Friday, February 18, 2011

Tom and I have really been digging deep into our life together and what God intended for us as husband and wife. I think so many times it is easy take the advice of our culture and "do whatever is good for you." What Tom and I have realized is that when we seek to feed our own selfish ambitions and we do not stay within the guidelines that God created for us we fail miserably personally. When I willfully choose the world over the plan that our creator has for me I find myself filled with more discontent than I started with. So I hope to share with you what we've learned along the way. By no means am I saying that we have it all together or we never disagree. We disagree and it is not pretty, but we do have the same goal and that is to serve the Lord together, side by side.

The Bible teaches that at creation God assigned differing roles to both man and woman. Man was created to work and keep the garden. Woman was designed to help man in his tasks. They each had two very distinct and differing roles. However, they were both created in God’s image, and therefore, their roles were equal in value, but differing in function. These roles were assigned before sin entered the picture. After the fall of man, Adam continued to provide for his family and Eve would be the bearer and nurturer of the children. The punishments because of the sin did not change their roles; it simply complicated the already existing roles. When Adam and Eve hid in the garden, Adam was called upon first by God, even though Eve had committed the sin first. Why? Clearly God placed Adam as the leader, but Adam chose to be passive. Eve had the role of helper, but had violated it, taking leadership. The roles were reversed during the fall of man, when the first sin occured. I think that it is interesting to note that the "original" sin occured when Adam and Eve did not stay within the marital guidelines God had laid out for them.


In the New Testament, the roles of husband and wife are symbolic of Christ and His church. In Ephesians 5 it says Christian men are to lovingly lay down their lives for their wives. They still maintain leadership, but this must be servant leadership. Husbands are not to demand obedience, but by their humility, guide their family. In 1 Peter it says husbands are to honor their wives. The biblical roles for men continue through the Old Testament and into the New Testament: man is meant to lead and lovingly serve his wife.

In Proverbs 31 God exalts womanhood in the home, and places great value on it. Woman’s role from creation has not changed. In Titus 2, Paul commends women to love their husbands and children. Women are to follow their husband’s leadership with respect, choosing to submit to that leadership. 1 Peter states that when wives submit to their husband’s leadership, they are doing it as service to God. A woman can be a great blessing and help to her husband, just as Eve was to Adam at the beginning of creation. For me I have struggled with feelings of inadequacy because I am not cut out to stay home. I. Just. Can't. Do. It. Period.
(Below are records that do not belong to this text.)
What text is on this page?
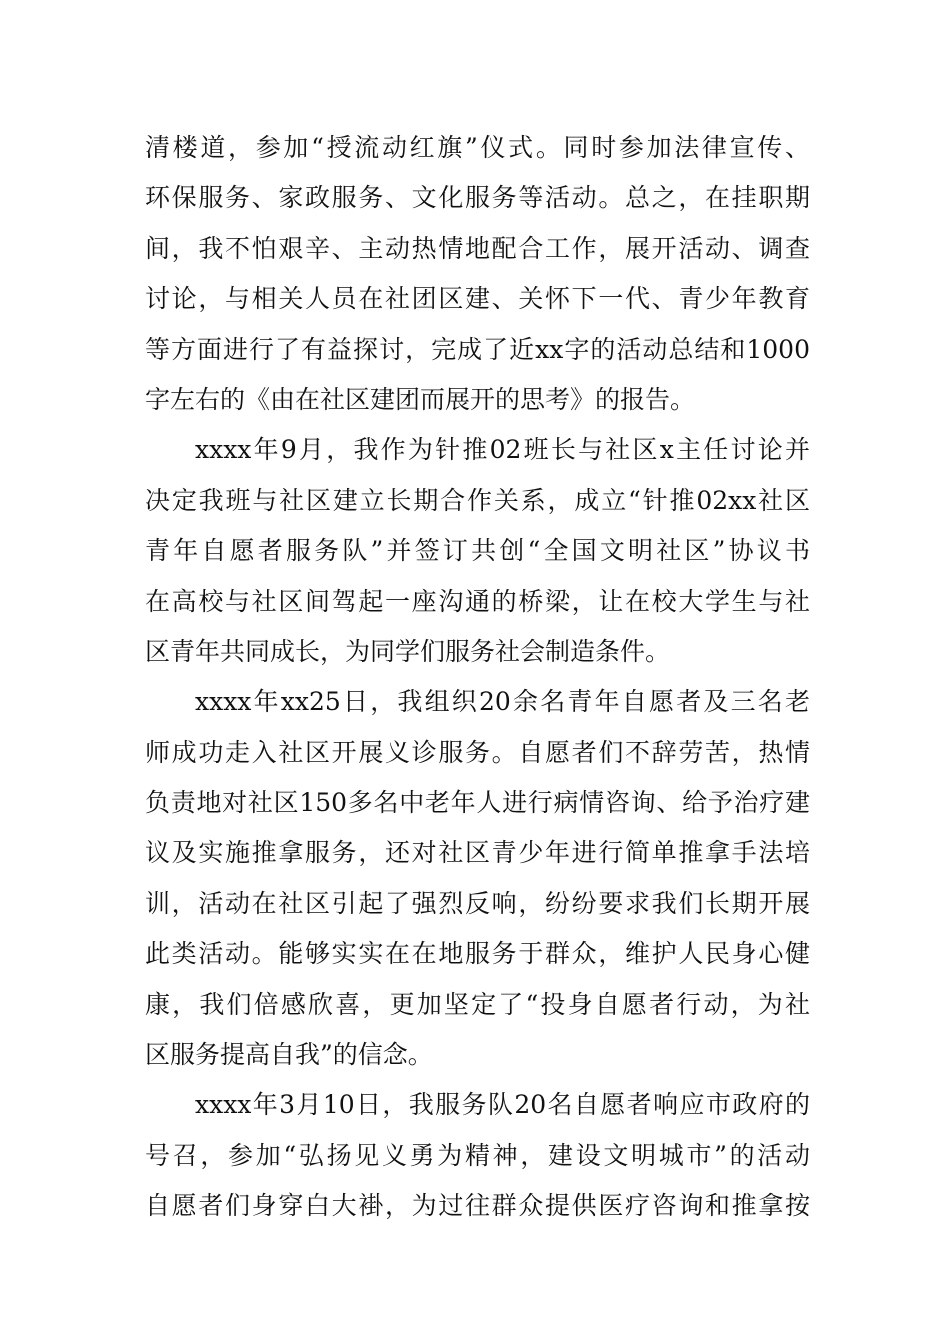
清楼道，参加“授流动红旗”仪式。同时参加法律宣传、
环保服务、家政服务、文化服务等活动。总之，在挂职期
间，我不怕艰辛、主动热情地配合工作，展开活动、调查
讨论，与相关人员在社团区建、关怀下一代、青少年教育
等方面进行了有益探讨，完成了近xx字的活动总结和1000
字左右的《由在社区建团而展开的思考》的报告。
xxxx年9月，我作为针推02班长与社区x主任讨论并
决定我班与社区建立长期合作关系，成立“针推02xx社区
青年自愿者服务队”并签订共创“全国文明社区”协议书
在高校与社区间驾起一座沟通的桥梁，让在校大学生与社
区青年共同成长，为同学们服务社会制造条件。
xxxx年xx25日，我组织20余名青年自愿者及三名老
师成功走入社区开展义诊服务。自愿者们不辞劳苦，热情
负责地对社区150多名中老年人进行病情咨询、给予治疗建
议及实施推拿服务，还对社区青少年进行简单推拿手法培
训，活动在社区引起了强烈反响，纷纷要求我们长期开展
此类活动。能够实实在在地服务于群众，维护人民身心健
康，我们倍感欣喜，更加坚定了“投身自愿者行动，为社
区服务提高自我”的信念。
xxxx年3月10日，我服务队20名自愿者响应市政府的
号召，参加“弘扬见义勇为精神，建设文明城市”的活动
自愿者们身穿白大褂，为过往群众提供医疗咨询和推拿按
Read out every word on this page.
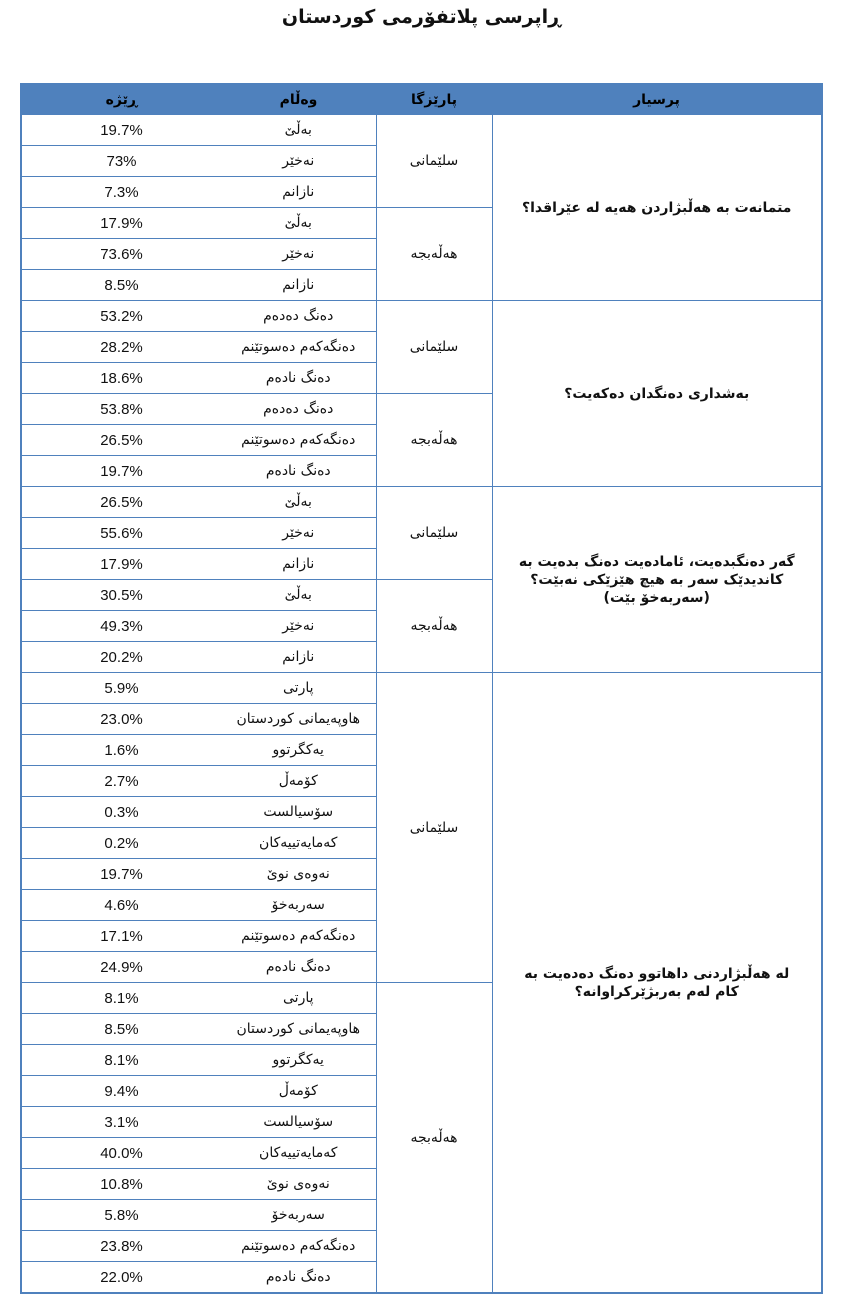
ڕاپرسی پلاتفۆرمی کوردستان
ڕێژە	وەڵام	پارێزگا	پرسیار
19.7%	بەڵێ	سلێمانی	متمانەت بە هەڵبژاردن هەیە لە عێراقدا؟
73%	نەخێر		
7.3%	نازانم		
17.9%	بەڵێ	هەڵەبجە	
73.6%	نەخێر		
8.5%	نازانم		
53.2%	دەنگ دەدەم	سلێمانی	بەشداری دەنگدان دەکەیت؟
28.2%	دەنگەکەم دەسوتێنم		
18.6%	دەنگ نادەم		
53.8%	دەنگ دەدەم	هەڵەبجە	
26.5%	دەنگەکەم دەسوتێنم		
19.7%	دەنگ نادەم		
26.5%	بەڵێ	سلێمانی	گەر دەنگبدەیت، ئامادەیت دەنگ بدەیت بە کاندیدێک سەر بە هیچ هێزێکی نەبێت؟ (سەربەخۆ بێت)
55.6%	نەخێر		
17.9%	نازانم		
30.5%	بەڵێ	هەڵەبجە	
49.3%	نەخێر		
20.2%	نازانم		
5.9%	پارتی	سلێمانی	لە هەڵبژاردنی داهاتوو دەنگ دەدەیت بە کام لەم بەربژێرکراوانە؟
23.0%	هاوپەیمانی کوردستان		
1.6%	یەکگرتوو		
2.7%	کۆمەڵ		
0.3%	سۆسیالست		
0.2%	کەمایەتییەکان		
19.7%	نەوەی نوێ		
4.6%	سەربەخۆ		
17.1%	دەنگەکەم دەسوتێنم		
24.9%	دەنگ نادەم		
8.1%	پارتی	هەڵەبجە	
8.5%	هاوپەیمانی کوردستان		
8.1%	یەکگرتوو		
9.4%	کۆمەڵ		
3.1%	سۆسیالست		
40.0%	کەمایەتییەکان		
10.8%	نەوەی نوێ		
5.8%	سەربەخۆ		
23.8%	دەنگەکەم دەسوتێنم		
22.0%	دەنگ نادەم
I have wrestled with this because biblically a woman's first priority is to her husband, family, and home life. However, I have realized that I can have a career and still fulfill my role as a wife and mother. I may just need a little more help in the time management department. :)

I found more joy and contentment in my life when I seriously began to model my life through God's design for me. I have learned that there is such freedom in not being in control and not WANTING to be in control. There is so much freedom in not trying to steer our family in the direction I think we should go. There is so much freedom in simply respecting my husband and nurturing my child. It is my hope that God is doing the same work in your lives. Mariiage is such a beautiful thing and I am so thankful for the blessing of my husband, my friend, my protector.

Saturday, February 5, 2011

Relish in the Change

Life as we know it can change in a blink of an eye, literally a millisecond. I have been reminded by this fact often lately as a dear friend of mine is fighting for her life.

Change is sometimes joyfully accepted, but for me change is sometimes riddled with fear and discontent. If I do not anticipate a situation, it brings unwelcome feelings of angst for me. Some change brings feelings of discomfort, even intense heartache. In those moments I find myself pleading that the Lord would remove this change from our lives. I long for the day that just moments ago seemed so ordinary. So typical.

Quite often God's timing is not ours. We must wait on Him, deal with Him, and most importantly delight in Him despite our selfish desires. Sometimes in particularly difficult circumstances I have to focus on choosing the Lord over my fears. I know that may seem silly, but fear and the joy of the Lord cannot co-exist. I am choosing one or the other. When I am fearful and worried, I am saying "God, you aren't good enough." That is a powerful statement.

"Lord, I understand that change is an expression of your will in my life and I am thankful to have the opportunity to wait and relish in the change that you lay before me."